Coffey hoped Atlanta would provide her some “heat and humidity.” She came on a chilly day instead. “I wanted it hot and steamy,” she said. “I got ahead of myself!”
She’d love to do a “Takeover” episode or two in Atlanta for a future season. (A fourth season has not been announced but she is hopeful she gets it.)
In many ways, she’s a female counterpart to Gordon Ramsay, who has a similar show on Fox called “Kitchen Nightmares.” She recently taped an episode of his summer series “Master Chef” and is a guest judge. The two of them together hating a dish! That should be a fun scene! (She recalls choking so badly on a bad dish, she had to spit it out.)
During “Tabatha’s Salon Takeover,” she’ll meet owners who are disorganized, uncaring, dirty, immature and contemptuous toward their staff and customers. They drink on premises or give away coupons while trying to convey classiness. She provides business advice, as well as words of widsom about how to fix hair and deal with customers. She sometimes has to do some psychological repair work. In the end, many change for the better. Some don’t.

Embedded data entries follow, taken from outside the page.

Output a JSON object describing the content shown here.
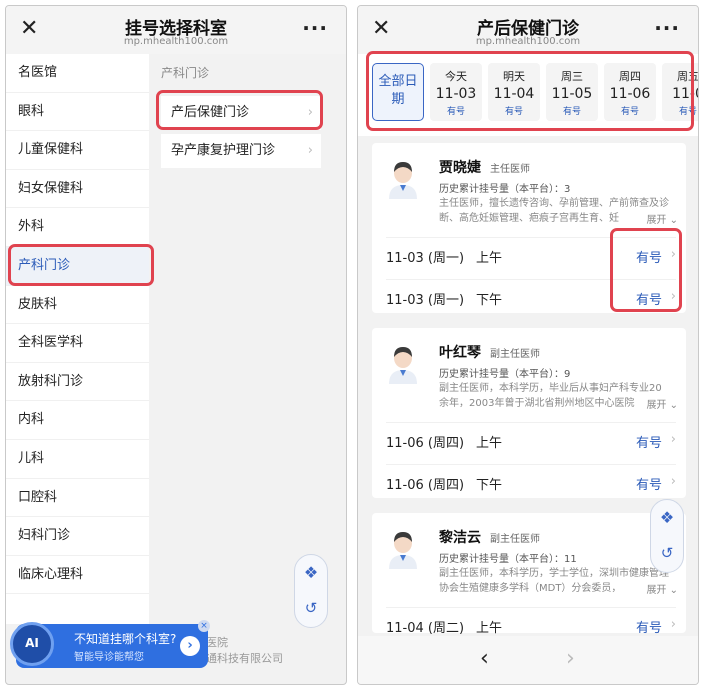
{
  "left": {
    "header": {
      "close": "✕",
      "title": "挂号选择科室",
      "domain": "mp.mhealth100.com",
      "more": "···"
    },
    "sidebar": {
      "items": [
        "名医馆",
        "眼科",
        "儿童保健科",
        "妇女保健科",
        "外科",
        "产科门诊",
        "皮肤科",
        "全科医学科",
        "放射科门诊",
        "内科",
        "儿科",
        "口腔科",
        "妇科门诊",
        "临床心理科"
      ],
      "active_index": 5
    },
    "content": {
      "group_title": "产科门诊",
      "subs": [
        "产后保健门诊",
        "孕产康复护理门诊"
      ]
    },
    "footer": {
      "line1": "医院",
      "line2": "通科技有限公司"
    },
    "ai_banner": {
      "avatar": "AI",
      "line1": "不知道挂哪个科室?",
      "line2": "智能导诊能帮您",
      "go": "›",
      "close": "×"
    },
    "float_buttons": {
      "apps": "❖",
      "back": "↺"
    }
  },
  "right": {
    "header": {
      "close": "✕",
      "title": "产后保健门诊",
      "domain": "mp.mhealth100.com",
      "more": "···"
    },
    "dates": {
      "all": "全部日期",
      "days": [
        {
          "week": "今天",
          "date": "11-03",
          "status": "有号"
        },
        {
          "week": "明天",
          "date": "11-04",
          "status": "有号"
        },
        {
          "week": "周三",
          "date": "11-05",
          "status": "有号"
        },
        {
          "week": "周四",
          "date": "11-06",
          "status": "有号"
        },
        {
          "week": "周五",
          "date": "11-0",
          "status": "有号"
        }
      ]
    },
    "doctors": [
      {
        "name": "贾晓婕",
        "title": "主任医师",
        "count": "历史累计挂号量（本平台）：3",
        "bio": "主任医师，擅长遗传咨询、孕前管理、产前筛查及诊断、高危妊娠管理、疤痕子宫再生育、妊",
        "expand": "展开",
        "slots": [
          {
            "date": "11-03 (周一)",
            "period": "上午",
            "status": "有号"
          },
          {
            "date": "11-03 (周一)",
            "period": "下午",
            "status": "有号"
          }
        ]
      },
      {
        "name": "叶红琴",
        "title": "副主任医师",
        "count": "历史累计挂号量（本平台）：9",
        "bio": "副主任医师，本科学历，毕业后从事妇产科专业20余年，2003年曾于湖北省荆州地区中心医院",
        "expand": "展开",
        "slots": [
          {
            "date": "11-06 (周四)",
            "period": "上午",
            "status": "有号"
          },
          {
            "date": "11-06 (周四)",
            "period": "下午",
            "status": "有号"
          }
        ]
      },
      {
        "name": "黎洁云",
        "title": "副主任医师",
        "count": "历史累计挂号量（本平台）：11",
        "bio": "副主任医师，本科学历，学士学位，深圳市健康管理协会生殖健康多学科（MDT）分会委员，",
        "expand": "展开",
        "slots": [
          {
            "date": "11-04 (周二)",
            "period": "上午",
            "status": "有号"
          }
        ]
      }
    ],
    "nav": {
      "back": "‹",
      "forward": "›"
    },
    "float_buttons": {
      "apps": "❖",
      "back": "↺"
    }
  },
  "colors": {
    "accent": "#2b5bb8",
    "highlight": "#e0434f"
  }
}
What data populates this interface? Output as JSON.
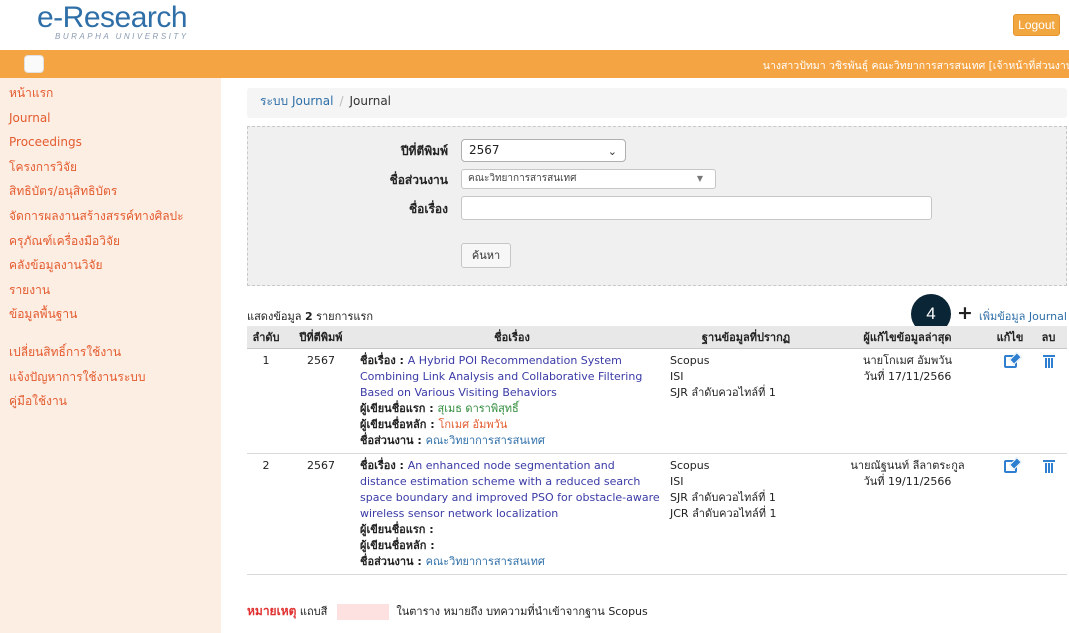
{
  "header": {
    "logo_main": "e-Research",
    "logo_sub": "BURAPHA UNIVERSITY",
    "logout_label": "Logout",
    "user_info": "นางสาวปัทมา วชิรพันธุ์  คณะวิทยาการสารสนเทศ  [เจ้าหน้าที่ส่วนงาน"
  },
  "sidebar": {
    "items": [
      {
        "label": "หน้าแรก"
      },
      {
        "label": "Journal"
      },
      {
        "label": "Proceedings"
      },
      {
        "label": "โครงการวิจัย"
      },
      {
        "label": "สิทธิบัตร/อนุสิทธิบัตร"
      },
      {
        "label": "จัดการผลงานสร้างสรรค์ทางศิลปะ"
      },
      {
        "label": "ครุภัณฑ์เครื่องมือวิจัย"
      },
      {
        "label": "คลังข้อมูลงานวิจัย"
      },
      {
        "label": "รายงาน"
      },
      {
        "label": "ข้อมูลพื้นฐาน"
      }
    ],
    "secondary": [
      {
        "label": "เปลี่ยนสิทธิ์การใช้งาน"
      },
      {
        "label": "แจ้งปัญหาการใช้งานระบบ"
      },
      {
        "label": "คู่มือใช้งาน"
      }
    ]
  },
  "breadcrumb": {
    "root": "ระบบ Journal",
    "separator": "/",
    "current": "Journal"
  },
  "search": {
    "year_label": "ปีที่ตีพิมพ์",
    "year_value": "2567",
    "dept_label": "ชื่อส่วนงาน",
    "dept_value": "คณะวิทยาการสารสนเทศ",
    "title_label": "ชื่อเรื่อง",
    "title_value": "",
    "search_button": "ค้นหา"
  },
  "results": {
    "count_prefix": "แสดงข้อมูล",
    "count": "2",
    "count_suffix": "รายการแรก",
    "add_label": "เพิ่มข้อมูล Journal",
    "badge": "4"
  },
  "table": {
    "headers": {
      "no": "ลำดับ",
      "year": "ปีที่ตีพิมพ์",
      "title": "ชื่อเรื่อง",
      "db": "ฐานข้อมูลที่ปรากฏ",
      "editor": "ผู้แก้ไขข้อมูลล่าสุด",
      "edit": "แก้ไข",
      "delete": "ลบ"
    },
    "labels": {
      "title": "ชื่อเรื่อง : ",
      "first_author": "ผู้เขียนชื่อแรก : ",
      "main_author": "ผู้เขียนชื่อหลัก : ",
      "dept": "ชื่อส่วนงาน : "
    },
    "rows": [
      {
        "no": "1",
        "year": "2567",
        "title": "A Hybrid POI Recommendation System Combining Link Analysis and Collaborative Filtering Based on Various Visiting Behaviors",
        "first_author": "สุเมธ ดาราพิสุทธิ์",
        "main_author": "โกเมศ อัมพวัน",
        "dept": "คณะวิทยาการสารสนเทศ",
        "db": [
          "Scopus",
          "ISI",
          "SJR ลำดับควอไทล์ที่ 1"
        ],
        "editor": "นายโกเมศ อัมพวัน",
        "edited_on": "วันที่ 17/11/2566"
      },
      {
        "no": "2",
        "year": "2567",
        "title": "An enhanced node segmentation and distance estimation scheme with a reduced search space boundary and improved PSO for obstacle-aware wireless sensor network localization",
        "first_author": "",
        "main_author": "",
        "dept": "คณะวิทยาการสารสนเทศ",
        "db": [
          "Scopus",
          "ISI",
          "SJR ลำดับควอไทล์ที่ 1",
          "JCR ลำดับควอไทล์ที่ 1"
        ],
        "editor": "นายณัฐนนท์ ลีลาตระกูล",
        "edited_on": "วันที่ 19/11/2566"
      }
    ]
  },
  "note": {
    "label": "หมายเหตุ",
    "text1": "แถบสี",
    "text2": "ในตาราง หมายถึง บทความที่นำเข้าจากฐาน Scopus"
  },
  "colors": {
    "accent": "#f5a443",
    "sidebar_bg": "#fdeee4",
    "link": "#2f6fa8",
    "sidebar_link": "#e35b2e",
    "scopus_row": "#fde1e1"
  },
  "icons": [
    "menu-toggle-icon",
    "plus-icon",
    "edit-icon",
    "trash-icon",
    "chevron-down-icon"
  ]
}
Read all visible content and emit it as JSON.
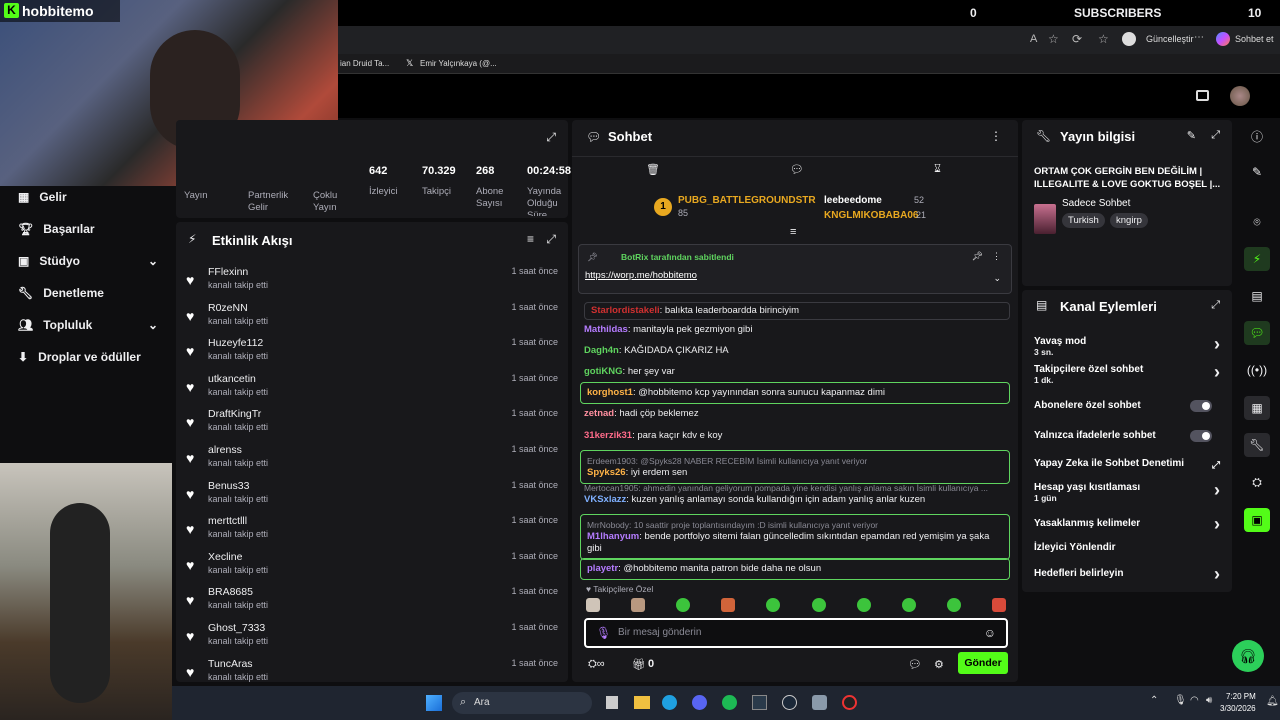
{
  "overlay": {
    "logo": "hobbitemo",
    "counter": "0",
    "subscribers_label": "SUBSCRIBERS",
    "sub_count": "10"
  },
  "browser": {
    "update_label": "Güncelleştir",
    "chat_label": "Sohbet et",
    "tab1": "ian Druid Ta...",
    "tab2": "Emir Yalçınkaya (@..."
  },
  "nav": {
    "items": [
      "Gelir",
      "Başarılar",
      "Stüdyo",
      "Denetleme",
      "Topluluk",
      "Droplar ve ödüller"
    ]
  },
  "stats": {
    "values": [
      "642",
      "70.329",
      "268",
      "00:24:58"
    ],
    "labels": [
      "İzleyici",
      "Takipçi",
      "Abone Sayısı",
      "Yayında Olduğu Süre"
    ],
    "left_labels": [
      "Yayın",
      "Partnerlik Gelir",
      "Çoklu Yayın"
    ]
  },
  "feed": {
    "title": "Etkinlik Akışı",
    "items": [
      {
        "name": "FFlexinn",
        "sub": "kanalı takip etti",
        "time": "1 saat önce"
      },
      {
        "name": "R0zeNN",
        "sub": "kanalı takip etti",
        "time": "1 saat önce"
      },
      {
        "name": "Huzeyfe112",
        "sub": "kanalı takip etti",
        "time": "1 saat önce"
      },
      {
        "name": "utkancetin",
        "sub": "kanalı takip etti",
        "time": "1 saat önce"
      },
      {
        "name": "DraftKingTr",
        "sub": "kanalı takip etti",
        "time": "1 saat önce"
      },
      {
        "name": "alrenss",
        "sub": "kanalı takip etti",
        "time": "1 saat önce"
      },
      {
        "name": "Benus33",
        "sub": "kanalı takip etti",
        "time": "1 saat önce"
      },
      {
        "name": "merttctlll",
        "sub": "kanalı takip etti",
        "time": "1 saat önce"
      },
      {
        "name": "Xecline",
        "sub": "kanalı takip etti",
        "time": "1 saat önce"
      },
      {
        "name": "BRA8685",
        "sub": "kanalı takip etti",
        "time": "1 saat önce"
      },
      {
        "name": "Ghost_7333",
        "sub": "kanalı takip etti",
        "time": "1 saat önce"
      },
      {
        "name": "TuncAras",
        "sub": "kanalı takip etti",
        "time": "1 saat önce"
      }
    ]
  },
  "chat": {
    "title": "Sohbet",
    "leader1": {
      "name": "PUBG_BATTLEGROUNDSTR",
      "count": "85"
    },
    "leader2": {
      "name": "leebeedome",
      "count": "52"
    },
    "leader3": {
      "name": "KNGLMIKOBABA06",
      "count": "21"
    },
    "pinned_by": "BotRix tarafından sabitlendi",
    "pinned_link": "https://worp.me/hobbitemo",
    "messages": [
      {
        "user": "Starlordistakeli",
        "text": "balıkta leaderboardda birinciyim",
        "color": "#d03030"
      },
      {
        "user": "Mathildas",
        "text": "manitayla pek gezmiyon gibi",
        "color": "#b57cff"
      },
      {
        "user": "Dagh4n",
        "text": "KAĞIDADA ÇIKARIZ HA",
        "color": "#5fd45f"
      },
      {
        "user": "gotiKNG",
        "text": "her şey var",
        "color": "#5fd45f"
      },
      {
        "user": "korghost1",
        "text": "@hobbitemo kcp yayınından sonra sunucu kapanmaz dimi",
        "color": "#ffb347"
      },
      {
        "user": "zetnad",
        "text": "hadi çöp beklemez",
        "color": "#ff8fa0"
      },
      {
        "user": "31kerzik31",
        "text": "para kaçır kdv e koy",
        "color": "#ff6b8a"
      },
      {
        "reply": "Erdeem1903: @Spyks28 NABER RECEBİM İsimli kullanıcıya yanıt veriyor",
        "user": "Spyks26",
        "text": "iyi erdem sen",
        "color": "#ffb347"
      },
      {
        "reply": "Mertocan1905: ahmedin yanından geliyorum pompada yine kendisi yanlış anlama sakın İsimli kullanıcıya ...",
        "user": "VKSxlazz",
        "text": "kuzen yanlış anlamayı sonda kullandığın için adam yanlış anlar kuzen",
        "color": "#7fb0ff"
      },
      {
        "reply": "MrrNobody: 10 saattir proje toplantısındayım :D isimli kullanıcıya yanıt veriyor",
        "user": "M1lhanyum",
        "text": "bende portfolyo sitemi falan güncelledim sıkıntıdan epamdan red yemişim ya şaka gibi",
        "color": "#b57cff"
      },
      {
        "user": "playetr",
        "text": "@hobbitemo manita patron bide daha ne olsun",
        "color": "#b57cff"
      }
    ],
    "followers_only": "Takipçilere Özel",
    "input_placeholder": "Bir mesaj gönderin",
    "points": "0",
    "send_label": "Gönder"
  },
  "info": {
    "title": "Yayın bilgisi",
    "stream_title": "ORTAM ÇOK GERGİN BEN DEĞİLİM | ILLEGALITE & LOVE GOKTUG BOŞEL |...",
    "category": "Sadece Sohbet",
    "tags": [
      "Turkish",
      "kngirp"
    ]
  },
  "actions": {
    "title": "Kanal Eylemleri",
    "items": [
      {
        "label": "Yavaş mod",
        "sub": "3 sn.",
        "kind": "chev"
      },
      {
        "label": "Takipçilere özel sohbet",
        "sub": "1 dk.",
        "kind": "chev"
      },
      {
        "label": "Abonelere özel sohbet",
        "sub": "",
        "kind": "toggle"
      },
      {
        "label": "Yalnızca ifadelerle sohbet",
        "sub": "",
        "kind": "toggle"
      },
      {
        "label": "Yapay Zeka ile Sohbet Denetimi",
        "sub": "",
        "kind": "ext"
      },
      {
        "label": "Hesap yaşı kısıtlaması",
        "sub": "1 gün",
        "kind": "chev"
      },
      {
        "label": "Yasaklanmış kelimeler",
        "sub": "",
        "kind": "chev"
      },
      {
        "label": "İzleyici Yönlendir",
        "sub": "",
        "kind": "none"
      },
      {
        "label": "Hedefleri belirleyin",
        "sub": "",
        "kind": "chev"
      }
    ]
  },
  "taskbar": {
    "search": "Ara",
    "time": "7:20 PM",
    "date": "3/30/2026"
  },
  "colors": {
    "accent": "#53fc18",
    "panel": "#18181b",
    "bg": "#0e0e10"
  }
}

Bravo loved her when she was on “Shear Genius,” so they came up with the “Takeover” concept. “I am recognized all the time and I’ve helped a lot of salons,” she said. “Our success rate is really high and I keep in contact with a lot of the salon owners… I want to be still be available to them.”
Her book, she said, emanated from fans. “I have a lot of people who tweet and Facebook me and ask questions. They never asked me about the hair, thus the title of the book,” she said. People ask for her advice on how to stand up for themselves or how to come out. (She is a lesbian in a long-term relationship but keeps it private. “Home to me is my sanctuary,” she said.)
What has Coffey learned about herself since she came into the public eye? “I think people misconstrue honesty and a strong work ethic for being a bitch,” she said. “I’m proud of my work ethic and I can stand up for myself.”
She’s well aware of the double standard with women who are strong. “If guys say the things I say, he’s a go getter, he’s strong. A woman does that and she gets labeled a b-word. That’s okay as well. That’s a learning process.”
Coffey has had her hair short for quite awhile and she’s thrilled to see some actresses cut off their hair, too. “It was interesting to be at the Academy Awards and see how many doing that,” she said. “I can’t take credit for it but it’s more real.”
And should anybody under 16 do a Justin Bieber haircut? “If you want it longer, that’s just fine. But the Justin Bieber? Not so much,” Coffey said. She likes Bieber’s new haircut on the cover of Rolling Stone, comparing it to Sid Vicious.
At the book signing, she said her favorite musical acts are Shirley Bassett, Beyonce and Jennifer Hudson. She said she’d love to go on Oprah or Ellen but is not a big enough star to do so. She also said she would love to be a drag queen because of the clothes and attitude. (She grew up with parents who owned strip clubs.)